“Best-kept secrets” in exclusive south Tampa tend to be upscale restaurants or sophisticated boutiques. For nature lovers, hikers and bikers, however, the MacDill 48 is a nearly unknown wilderness area in one of the region’s most densely developed neighborhoods.
The 48-acre site, located off MacDill Avenue just south of Interbay Boulevard, encompasses oak hammocks, pine flatwoods, shrub swamp and even a natural bayhead forest with an enormous magnolia tree. Surrounded by a chain-link fence except for a single entryway at the foot of Martindale Street, the park is a secret some residents would like to keep that way.
It’s a particularly special place for Forest Turbiville, section manager for regional parks and conservation services in Hillsborough County. He first saw the forested site as a kindergartner, attending the B & R Ranch. “The school backed up to what is now the preserve and I can remember playing in it in 1974, thinking ‘just how cool is this?’ Even then it was pretty much the only natural land around, and it was just an awesome place.”
Although it was not purchased until 1992, the property was a driving force behind the creation and voter-approved funding for the Hillsborough County Environmental Lands Acquisition and Protection program. “Developers came forward with plans to build hundreds of homes on the site,” he recalls. “People who lived nearby were very unhappy with the idea but there wasn’t a source of funding available to buy it and protect it from development.”

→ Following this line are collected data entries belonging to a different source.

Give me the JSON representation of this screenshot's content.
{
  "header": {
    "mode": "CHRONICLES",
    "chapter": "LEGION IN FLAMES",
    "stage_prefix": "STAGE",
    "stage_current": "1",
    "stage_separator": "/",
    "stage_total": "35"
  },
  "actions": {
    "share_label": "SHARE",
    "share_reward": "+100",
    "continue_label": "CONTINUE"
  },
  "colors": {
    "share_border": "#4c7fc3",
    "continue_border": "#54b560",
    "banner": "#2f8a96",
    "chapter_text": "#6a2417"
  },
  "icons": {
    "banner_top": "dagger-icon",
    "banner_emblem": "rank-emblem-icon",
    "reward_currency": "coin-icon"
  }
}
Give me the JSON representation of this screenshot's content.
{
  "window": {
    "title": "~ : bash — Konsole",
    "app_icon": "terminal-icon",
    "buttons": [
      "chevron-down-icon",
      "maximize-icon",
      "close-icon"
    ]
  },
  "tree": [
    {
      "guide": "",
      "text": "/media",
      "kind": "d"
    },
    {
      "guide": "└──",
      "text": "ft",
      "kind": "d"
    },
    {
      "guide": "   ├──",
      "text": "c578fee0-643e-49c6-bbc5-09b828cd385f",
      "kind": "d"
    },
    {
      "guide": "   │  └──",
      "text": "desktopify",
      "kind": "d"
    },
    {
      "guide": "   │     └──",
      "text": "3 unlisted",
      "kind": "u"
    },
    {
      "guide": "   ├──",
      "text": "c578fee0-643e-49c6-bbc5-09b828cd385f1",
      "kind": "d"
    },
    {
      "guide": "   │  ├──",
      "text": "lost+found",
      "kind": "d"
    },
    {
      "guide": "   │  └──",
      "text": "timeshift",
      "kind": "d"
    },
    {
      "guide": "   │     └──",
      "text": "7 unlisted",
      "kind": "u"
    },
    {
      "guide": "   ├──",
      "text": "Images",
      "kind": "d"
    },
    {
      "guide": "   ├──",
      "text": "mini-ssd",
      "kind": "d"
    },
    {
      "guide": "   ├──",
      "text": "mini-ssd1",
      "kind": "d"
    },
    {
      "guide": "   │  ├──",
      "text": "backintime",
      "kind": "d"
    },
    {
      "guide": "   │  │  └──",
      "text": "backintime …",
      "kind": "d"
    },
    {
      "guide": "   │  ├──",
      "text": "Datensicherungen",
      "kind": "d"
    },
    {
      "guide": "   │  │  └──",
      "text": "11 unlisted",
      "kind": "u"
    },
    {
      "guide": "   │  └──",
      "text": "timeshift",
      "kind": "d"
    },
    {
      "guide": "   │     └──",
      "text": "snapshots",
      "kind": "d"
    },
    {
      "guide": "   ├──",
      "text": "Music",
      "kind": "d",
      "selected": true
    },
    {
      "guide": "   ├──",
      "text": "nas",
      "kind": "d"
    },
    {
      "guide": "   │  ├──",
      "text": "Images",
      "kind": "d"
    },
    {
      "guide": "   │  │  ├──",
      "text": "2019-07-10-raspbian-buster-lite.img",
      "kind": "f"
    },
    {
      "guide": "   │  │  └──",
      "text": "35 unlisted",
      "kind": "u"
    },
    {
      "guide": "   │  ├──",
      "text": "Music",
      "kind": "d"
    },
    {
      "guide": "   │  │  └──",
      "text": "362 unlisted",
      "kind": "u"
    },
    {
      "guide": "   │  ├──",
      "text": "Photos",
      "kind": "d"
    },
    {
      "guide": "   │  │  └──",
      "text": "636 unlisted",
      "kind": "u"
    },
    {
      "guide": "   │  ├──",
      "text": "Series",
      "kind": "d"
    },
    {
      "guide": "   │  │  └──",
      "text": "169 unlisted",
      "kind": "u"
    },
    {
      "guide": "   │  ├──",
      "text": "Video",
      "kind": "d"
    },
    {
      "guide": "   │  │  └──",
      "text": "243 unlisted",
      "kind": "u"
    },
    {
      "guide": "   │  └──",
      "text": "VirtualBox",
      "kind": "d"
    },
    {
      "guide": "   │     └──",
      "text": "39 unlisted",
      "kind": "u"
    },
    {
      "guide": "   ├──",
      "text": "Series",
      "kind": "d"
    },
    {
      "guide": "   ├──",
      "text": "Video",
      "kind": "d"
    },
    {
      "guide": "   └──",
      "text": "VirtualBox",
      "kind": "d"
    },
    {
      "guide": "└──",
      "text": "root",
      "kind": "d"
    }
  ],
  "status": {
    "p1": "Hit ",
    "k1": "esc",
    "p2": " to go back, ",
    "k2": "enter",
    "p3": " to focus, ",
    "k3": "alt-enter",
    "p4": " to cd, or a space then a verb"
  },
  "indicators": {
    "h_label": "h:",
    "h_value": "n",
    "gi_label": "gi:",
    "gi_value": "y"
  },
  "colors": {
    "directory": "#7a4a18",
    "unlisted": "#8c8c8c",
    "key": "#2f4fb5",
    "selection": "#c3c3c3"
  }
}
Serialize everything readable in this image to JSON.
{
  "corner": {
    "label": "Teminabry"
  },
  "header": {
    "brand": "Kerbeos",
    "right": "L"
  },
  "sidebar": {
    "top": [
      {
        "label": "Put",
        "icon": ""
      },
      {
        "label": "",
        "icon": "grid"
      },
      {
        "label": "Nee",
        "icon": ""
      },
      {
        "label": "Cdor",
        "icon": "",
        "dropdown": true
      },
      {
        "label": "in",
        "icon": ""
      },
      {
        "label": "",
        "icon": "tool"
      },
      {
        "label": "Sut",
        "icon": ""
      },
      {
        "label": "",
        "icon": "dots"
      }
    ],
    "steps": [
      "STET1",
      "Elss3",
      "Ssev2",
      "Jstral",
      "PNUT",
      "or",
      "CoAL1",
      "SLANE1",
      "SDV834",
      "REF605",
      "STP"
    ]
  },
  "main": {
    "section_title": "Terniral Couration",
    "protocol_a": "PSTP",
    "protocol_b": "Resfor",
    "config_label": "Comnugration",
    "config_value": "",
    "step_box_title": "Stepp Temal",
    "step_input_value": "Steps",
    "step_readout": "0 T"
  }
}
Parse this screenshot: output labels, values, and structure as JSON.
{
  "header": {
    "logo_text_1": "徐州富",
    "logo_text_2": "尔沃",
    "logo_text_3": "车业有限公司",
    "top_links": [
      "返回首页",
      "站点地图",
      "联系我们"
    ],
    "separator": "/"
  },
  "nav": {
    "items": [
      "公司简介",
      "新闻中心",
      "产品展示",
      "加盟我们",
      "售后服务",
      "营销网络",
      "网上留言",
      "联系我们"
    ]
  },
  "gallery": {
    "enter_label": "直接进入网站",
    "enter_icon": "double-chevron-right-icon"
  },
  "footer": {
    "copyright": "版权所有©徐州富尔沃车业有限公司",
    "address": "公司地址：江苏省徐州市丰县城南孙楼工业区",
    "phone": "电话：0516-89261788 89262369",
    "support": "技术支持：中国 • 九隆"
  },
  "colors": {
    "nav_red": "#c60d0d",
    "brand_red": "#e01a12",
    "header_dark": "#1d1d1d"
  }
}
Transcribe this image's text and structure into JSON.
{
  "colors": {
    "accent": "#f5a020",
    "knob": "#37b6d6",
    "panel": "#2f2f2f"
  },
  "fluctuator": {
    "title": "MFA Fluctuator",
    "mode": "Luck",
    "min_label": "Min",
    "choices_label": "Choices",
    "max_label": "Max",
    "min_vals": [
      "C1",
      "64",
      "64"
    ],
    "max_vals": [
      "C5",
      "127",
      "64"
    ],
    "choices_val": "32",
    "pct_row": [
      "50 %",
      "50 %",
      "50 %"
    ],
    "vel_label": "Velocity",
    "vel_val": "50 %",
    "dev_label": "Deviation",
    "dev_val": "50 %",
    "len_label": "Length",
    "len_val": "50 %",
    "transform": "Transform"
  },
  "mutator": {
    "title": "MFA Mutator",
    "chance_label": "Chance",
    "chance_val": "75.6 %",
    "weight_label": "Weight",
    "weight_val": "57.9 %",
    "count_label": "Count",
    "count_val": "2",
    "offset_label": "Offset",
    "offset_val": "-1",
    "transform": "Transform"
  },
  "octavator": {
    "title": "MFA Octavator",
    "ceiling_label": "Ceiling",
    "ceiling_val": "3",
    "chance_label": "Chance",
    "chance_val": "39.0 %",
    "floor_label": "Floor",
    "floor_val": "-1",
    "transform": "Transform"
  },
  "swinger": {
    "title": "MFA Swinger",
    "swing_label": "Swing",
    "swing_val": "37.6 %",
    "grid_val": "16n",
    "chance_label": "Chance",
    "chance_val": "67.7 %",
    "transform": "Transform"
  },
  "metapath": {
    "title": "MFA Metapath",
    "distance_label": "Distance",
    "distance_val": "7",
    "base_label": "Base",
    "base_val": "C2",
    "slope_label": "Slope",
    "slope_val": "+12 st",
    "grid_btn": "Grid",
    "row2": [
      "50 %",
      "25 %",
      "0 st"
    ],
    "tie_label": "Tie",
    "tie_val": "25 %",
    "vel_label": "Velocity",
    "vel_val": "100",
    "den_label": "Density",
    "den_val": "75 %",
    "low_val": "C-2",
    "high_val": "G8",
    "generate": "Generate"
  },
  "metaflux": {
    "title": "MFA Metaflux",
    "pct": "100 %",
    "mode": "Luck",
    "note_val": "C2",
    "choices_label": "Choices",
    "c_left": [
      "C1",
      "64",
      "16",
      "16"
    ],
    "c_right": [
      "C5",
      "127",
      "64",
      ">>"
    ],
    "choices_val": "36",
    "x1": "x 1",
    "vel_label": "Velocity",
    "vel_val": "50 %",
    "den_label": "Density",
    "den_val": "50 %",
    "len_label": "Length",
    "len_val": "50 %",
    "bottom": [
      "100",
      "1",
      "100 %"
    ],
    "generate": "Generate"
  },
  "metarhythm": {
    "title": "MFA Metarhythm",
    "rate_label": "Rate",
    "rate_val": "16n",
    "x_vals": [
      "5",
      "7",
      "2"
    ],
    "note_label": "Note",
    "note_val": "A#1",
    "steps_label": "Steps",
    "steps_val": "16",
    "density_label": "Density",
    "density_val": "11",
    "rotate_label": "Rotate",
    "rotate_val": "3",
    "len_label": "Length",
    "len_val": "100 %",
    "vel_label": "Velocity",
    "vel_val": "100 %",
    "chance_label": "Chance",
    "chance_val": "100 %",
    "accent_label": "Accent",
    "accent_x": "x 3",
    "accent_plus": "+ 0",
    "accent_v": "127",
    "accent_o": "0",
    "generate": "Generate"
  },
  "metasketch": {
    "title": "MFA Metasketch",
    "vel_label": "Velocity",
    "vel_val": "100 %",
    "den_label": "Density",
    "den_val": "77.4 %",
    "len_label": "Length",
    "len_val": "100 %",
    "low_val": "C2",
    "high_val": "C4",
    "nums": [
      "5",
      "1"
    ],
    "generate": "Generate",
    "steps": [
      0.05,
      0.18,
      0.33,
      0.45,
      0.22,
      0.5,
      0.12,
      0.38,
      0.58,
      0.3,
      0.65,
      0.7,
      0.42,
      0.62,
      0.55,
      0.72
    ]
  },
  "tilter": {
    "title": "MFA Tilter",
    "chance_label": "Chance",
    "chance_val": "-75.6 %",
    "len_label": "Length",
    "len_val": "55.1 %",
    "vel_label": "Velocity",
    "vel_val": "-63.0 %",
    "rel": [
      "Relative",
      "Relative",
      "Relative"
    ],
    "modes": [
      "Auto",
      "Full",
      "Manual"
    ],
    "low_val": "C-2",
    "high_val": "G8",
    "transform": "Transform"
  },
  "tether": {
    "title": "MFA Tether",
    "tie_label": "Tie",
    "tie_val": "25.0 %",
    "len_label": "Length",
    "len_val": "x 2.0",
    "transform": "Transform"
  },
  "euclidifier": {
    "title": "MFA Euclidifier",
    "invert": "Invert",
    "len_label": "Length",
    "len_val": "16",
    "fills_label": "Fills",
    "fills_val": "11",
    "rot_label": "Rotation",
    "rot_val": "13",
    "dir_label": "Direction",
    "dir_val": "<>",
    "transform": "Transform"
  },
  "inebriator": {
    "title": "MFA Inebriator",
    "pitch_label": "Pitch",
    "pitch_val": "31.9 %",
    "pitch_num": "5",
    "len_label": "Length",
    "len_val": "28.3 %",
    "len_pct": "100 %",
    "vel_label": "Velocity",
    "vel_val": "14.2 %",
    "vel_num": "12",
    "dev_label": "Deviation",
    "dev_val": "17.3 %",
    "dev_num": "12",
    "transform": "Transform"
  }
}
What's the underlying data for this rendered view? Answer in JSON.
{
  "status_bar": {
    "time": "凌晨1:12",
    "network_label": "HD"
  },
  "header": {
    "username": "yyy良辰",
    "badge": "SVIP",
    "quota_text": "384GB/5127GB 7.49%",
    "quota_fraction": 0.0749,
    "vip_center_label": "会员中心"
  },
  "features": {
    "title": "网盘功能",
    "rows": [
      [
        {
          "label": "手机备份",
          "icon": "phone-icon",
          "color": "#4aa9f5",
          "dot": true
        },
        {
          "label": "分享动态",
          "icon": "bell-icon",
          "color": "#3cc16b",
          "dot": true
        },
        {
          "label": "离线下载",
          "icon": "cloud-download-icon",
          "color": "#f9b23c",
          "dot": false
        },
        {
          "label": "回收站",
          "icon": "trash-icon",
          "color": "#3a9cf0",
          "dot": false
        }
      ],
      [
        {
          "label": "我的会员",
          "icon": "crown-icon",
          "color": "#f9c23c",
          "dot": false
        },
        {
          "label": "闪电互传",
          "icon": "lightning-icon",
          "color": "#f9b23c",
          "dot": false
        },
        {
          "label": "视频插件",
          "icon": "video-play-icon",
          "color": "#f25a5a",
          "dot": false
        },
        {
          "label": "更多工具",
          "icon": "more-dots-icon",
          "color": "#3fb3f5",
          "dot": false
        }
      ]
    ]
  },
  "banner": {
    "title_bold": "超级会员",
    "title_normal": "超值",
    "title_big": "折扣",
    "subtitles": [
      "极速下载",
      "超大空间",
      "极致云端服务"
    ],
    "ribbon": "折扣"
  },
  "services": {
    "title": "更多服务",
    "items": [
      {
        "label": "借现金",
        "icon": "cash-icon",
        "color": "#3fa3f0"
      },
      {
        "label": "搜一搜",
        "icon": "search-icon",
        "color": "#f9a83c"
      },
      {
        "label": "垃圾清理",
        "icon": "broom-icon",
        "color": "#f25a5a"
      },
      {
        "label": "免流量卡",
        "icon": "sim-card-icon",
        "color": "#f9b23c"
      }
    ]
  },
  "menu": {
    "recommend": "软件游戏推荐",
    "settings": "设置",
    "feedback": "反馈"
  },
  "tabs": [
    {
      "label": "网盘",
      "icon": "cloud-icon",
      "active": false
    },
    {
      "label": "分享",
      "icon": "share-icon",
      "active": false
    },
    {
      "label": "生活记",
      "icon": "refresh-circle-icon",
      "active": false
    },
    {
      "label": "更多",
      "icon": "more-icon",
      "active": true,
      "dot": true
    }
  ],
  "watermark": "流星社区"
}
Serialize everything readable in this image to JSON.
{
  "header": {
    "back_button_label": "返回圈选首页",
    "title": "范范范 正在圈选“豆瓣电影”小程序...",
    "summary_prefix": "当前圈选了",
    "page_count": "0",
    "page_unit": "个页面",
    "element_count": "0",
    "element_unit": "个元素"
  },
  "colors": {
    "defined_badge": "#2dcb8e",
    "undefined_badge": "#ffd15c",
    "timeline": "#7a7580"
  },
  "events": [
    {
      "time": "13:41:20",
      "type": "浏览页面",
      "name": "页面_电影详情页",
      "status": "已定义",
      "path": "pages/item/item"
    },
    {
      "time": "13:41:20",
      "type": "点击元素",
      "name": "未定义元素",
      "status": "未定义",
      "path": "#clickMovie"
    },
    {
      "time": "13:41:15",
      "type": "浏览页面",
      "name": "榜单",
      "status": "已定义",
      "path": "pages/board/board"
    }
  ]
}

As a student at the University of South Florida in 1996, Turbiville selected MacDill 48 as the topic for his master’s thesis on the effect of fragmentation and “island biogeology” looking at changes in ecosystems when connections to other wild areas are lost.
“MacDill 48 is the perfect example of the island effect,” he says. “It’s totally surrounded by pretty intense development.”
But while the site is protected from development, it’s losing much of its value as habitat for wildlife, particularly the gopher tortoise which has very specific requirements for success (see related story opposite page.)
Invasive plants have escaped from adjacent backyards, including air potato vines that drape many of the massive live oak trees inside the preserve, a massive stand of bamboo planted at the edge of one backyard, and non-native grasses. Even native plants, like wild grapes that are a food source for birds and small mammals, can grow so rapidly that they choke out the plants gopher tortoises need to survive.
“This area probably hasn’t been burned in 50 or 60 years,” he says, pointing to an overgrowth of wild grapes. “In a truly natural setting, it would probably burn every one to three years.”
The City of Tampa, which has managed the MacDill 48 since it was purchased, is re-focusing attention on the preserve as part of an effort to connect it with the greenways trail at Gadsden Park at the foot of MacDill Avenue.
“It will still have limited access parking but we’ll be looking at ways we can make sure it retains its environmental value,” said Greg Bayor, the city’s new director of parks and recreation. Partnerships will be critical, he adds. “We’ll be working with the county to do some mechanical clearing and the state to help with very small burns, and we’re hoping to find a nearby school or environmental organization to help maintain it.”
Prescribed burns, however, are a challenge in an urban setting. “On a larger tract of land, or one near the bay, we can wait until the wind comes out of the right direction to blow the smoke away,” Turbiville said. “There’s no way to wait for the right wind here.”
Neighborhood meetings will be held before any burns are scheduled, Bayor notes, and state forestry experts will conduct them.
Trails throughout the preserve will provide an absolutely unique opportunity for residents more accustomed to trails that surround manicured ball fields. “There just isn’t anything else like this in south Tampa — and probably never will be,” Turbiville says.